Cony dizia que se Antônio Maria fosse mandado para cobrir a posse do Papa então também voltaria cardeal. Enquanto no Rio de Janeiro a noite carioca era dele mesmo, tal como na música "Carioca 1954": "Sou da noite do Rio/ Da noite macia do Rio/ Eu sou deste bar que me chama/Em nome de alguém que me ama". Eclético ainda, para a exemplo dos hai kais contar uma história inteira em rápidas pinceladas; estilo na época chamado de "olho-cinema": Poltrona surrada/ Um cigarro apagado/ Nós dois e mais nada".

Maria o boêmio inveterado, que com o dia amanhecendo certa vez saiu da boate com dois amigos - à procura de um outro bar que ainda não tivesse fechado as suas portas – quando encontra um onde na mesa dos fundos via-se um casal - ao beijos e goles de cerveja - alheios a tudo. Eis que entram dois homens soltando muitos palavrões (segue a crônica no jornal): "Em dado momento, entraram dois rapazes e pediram aguardente no balcão. Ambos disseram palavrões, em voz alta. O casal dos beijos e da cerveja parou com as duas coisas. Outros palavrões e o cabeça do casal protestou: -Para com isso, que tem senhora aqui! Um dos rapazes dos palavrões: — Não chateia! — Não chateia o quê? Para com isso agora! Um dos rapazes do palavrão: — E essa mulher é tua mulher? — Não é, mas é mulher de um amigo meu! A briga não foi adiante. Todos rimos. O dono da casa, os rapazes dos palavrões, o casal. Está provado que: quem sai aos beijos com mulher de amigo não tem direito a reclamar coisa alguma".

Tem história mais carioca do que essa?!

A solidão um tema recorrente em sua obra, presente também em "Oração", crônica de 1954: "Rosinha Desossée, me tire desse quarto de hotel e de todas as coisas que entram pela janela; me leve para longe das palmeiras, mais longe e perto das coisas mais macias; me faça esquecer (depressa) os homens ruins (...) Você Desossée, não saia esta noite e fique, ao meu lado, esperando que o sono me tome e me mate, me salve e me leve, por amor ao teu andar, assim seja..."

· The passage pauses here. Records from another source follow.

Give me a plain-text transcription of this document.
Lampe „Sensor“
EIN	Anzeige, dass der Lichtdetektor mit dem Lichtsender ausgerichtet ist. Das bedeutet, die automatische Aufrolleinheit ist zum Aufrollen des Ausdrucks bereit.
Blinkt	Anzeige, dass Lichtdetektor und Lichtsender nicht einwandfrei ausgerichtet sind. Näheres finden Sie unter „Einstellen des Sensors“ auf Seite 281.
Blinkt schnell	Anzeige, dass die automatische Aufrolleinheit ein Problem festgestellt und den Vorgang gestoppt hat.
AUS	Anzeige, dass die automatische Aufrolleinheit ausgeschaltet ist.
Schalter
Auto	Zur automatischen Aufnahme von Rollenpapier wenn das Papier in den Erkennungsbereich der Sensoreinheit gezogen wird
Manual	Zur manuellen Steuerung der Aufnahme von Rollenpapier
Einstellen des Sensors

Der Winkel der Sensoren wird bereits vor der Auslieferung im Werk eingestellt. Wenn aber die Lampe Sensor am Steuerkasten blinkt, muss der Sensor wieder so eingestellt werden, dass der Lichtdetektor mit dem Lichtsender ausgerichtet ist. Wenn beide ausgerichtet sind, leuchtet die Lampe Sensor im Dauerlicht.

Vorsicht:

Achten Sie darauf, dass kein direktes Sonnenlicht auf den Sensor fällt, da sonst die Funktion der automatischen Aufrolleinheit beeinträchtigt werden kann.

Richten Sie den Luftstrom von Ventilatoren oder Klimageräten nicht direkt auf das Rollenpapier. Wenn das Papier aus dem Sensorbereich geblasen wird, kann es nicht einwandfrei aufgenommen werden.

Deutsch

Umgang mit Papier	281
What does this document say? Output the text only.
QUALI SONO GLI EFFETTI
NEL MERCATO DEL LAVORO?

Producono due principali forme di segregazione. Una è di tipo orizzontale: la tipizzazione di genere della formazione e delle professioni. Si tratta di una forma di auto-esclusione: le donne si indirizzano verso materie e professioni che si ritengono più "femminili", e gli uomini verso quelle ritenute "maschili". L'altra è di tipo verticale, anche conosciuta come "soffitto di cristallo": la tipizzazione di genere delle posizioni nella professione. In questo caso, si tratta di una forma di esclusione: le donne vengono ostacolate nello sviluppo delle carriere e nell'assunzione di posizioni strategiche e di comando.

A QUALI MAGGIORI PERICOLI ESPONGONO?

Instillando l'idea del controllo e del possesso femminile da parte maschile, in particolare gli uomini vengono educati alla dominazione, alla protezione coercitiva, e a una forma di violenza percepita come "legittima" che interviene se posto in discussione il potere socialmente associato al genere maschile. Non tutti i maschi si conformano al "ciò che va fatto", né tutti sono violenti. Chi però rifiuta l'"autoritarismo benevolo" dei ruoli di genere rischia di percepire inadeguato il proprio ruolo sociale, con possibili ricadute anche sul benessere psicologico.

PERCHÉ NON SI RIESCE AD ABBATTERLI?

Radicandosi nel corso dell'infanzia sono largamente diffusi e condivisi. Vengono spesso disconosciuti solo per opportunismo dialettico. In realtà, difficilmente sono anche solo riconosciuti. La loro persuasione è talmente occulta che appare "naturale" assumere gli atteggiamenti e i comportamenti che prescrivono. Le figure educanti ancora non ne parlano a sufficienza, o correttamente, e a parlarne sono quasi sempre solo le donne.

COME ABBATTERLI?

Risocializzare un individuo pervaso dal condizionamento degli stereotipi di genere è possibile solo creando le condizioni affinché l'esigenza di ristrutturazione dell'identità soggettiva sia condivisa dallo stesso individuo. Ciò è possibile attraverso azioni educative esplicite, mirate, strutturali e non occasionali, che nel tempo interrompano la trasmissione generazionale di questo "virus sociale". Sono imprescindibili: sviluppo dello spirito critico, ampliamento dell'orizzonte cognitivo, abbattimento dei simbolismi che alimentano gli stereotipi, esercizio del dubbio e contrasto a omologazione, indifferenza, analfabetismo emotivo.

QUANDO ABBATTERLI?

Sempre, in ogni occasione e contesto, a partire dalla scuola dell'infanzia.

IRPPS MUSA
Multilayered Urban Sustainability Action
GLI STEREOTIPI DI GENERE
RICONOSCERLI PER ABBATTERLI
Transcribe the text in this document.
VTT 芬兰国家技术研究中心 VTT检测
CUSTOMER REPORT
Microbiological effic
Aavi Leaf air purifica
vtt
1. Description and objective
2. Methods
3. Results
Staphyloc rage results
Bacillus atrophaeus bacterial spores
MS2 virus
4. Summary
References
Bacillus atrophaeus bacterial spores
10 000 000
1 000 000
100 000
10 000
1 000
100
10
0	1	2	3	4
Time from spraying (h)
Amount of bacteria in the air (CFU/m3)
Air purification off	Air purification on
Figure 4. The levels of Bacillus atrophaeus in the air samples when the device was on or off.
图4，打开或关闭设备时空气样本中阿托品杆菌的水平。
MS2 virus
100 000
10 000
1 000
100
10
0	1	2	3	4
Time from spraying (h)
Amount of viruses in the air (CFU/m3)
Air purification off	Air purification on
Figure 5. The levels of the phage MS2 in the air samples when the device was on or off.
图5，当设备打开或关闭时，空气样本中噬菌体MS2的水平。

Solidão tema também presente na história da velhinha implicante:

"Se trata de uma velhinha de ‘muito valor’, professora de inglês, francês e alemão, mas uma ‘grande criadora de casos’, que não negocia sua comodidade, seu conforto. Por isso não confia nas louças e talheres daquele restaurante de aparência limpíssima. Paciência então, se ela traz de sua casa, lavados por ela: a louça, os talheres e o copo de prata. Um dia o garçom lhe dirá um palavrão? Não acredito. A velhinha tão bela e frágil por fora, magrinha como ela é, se a gente abrir, vai ver, tem um homem dentro. Um homem solitário, que sabe o que quer e não cede ‘isso’ de sua magnífica solidão (O JORNAL, 16/10/1950).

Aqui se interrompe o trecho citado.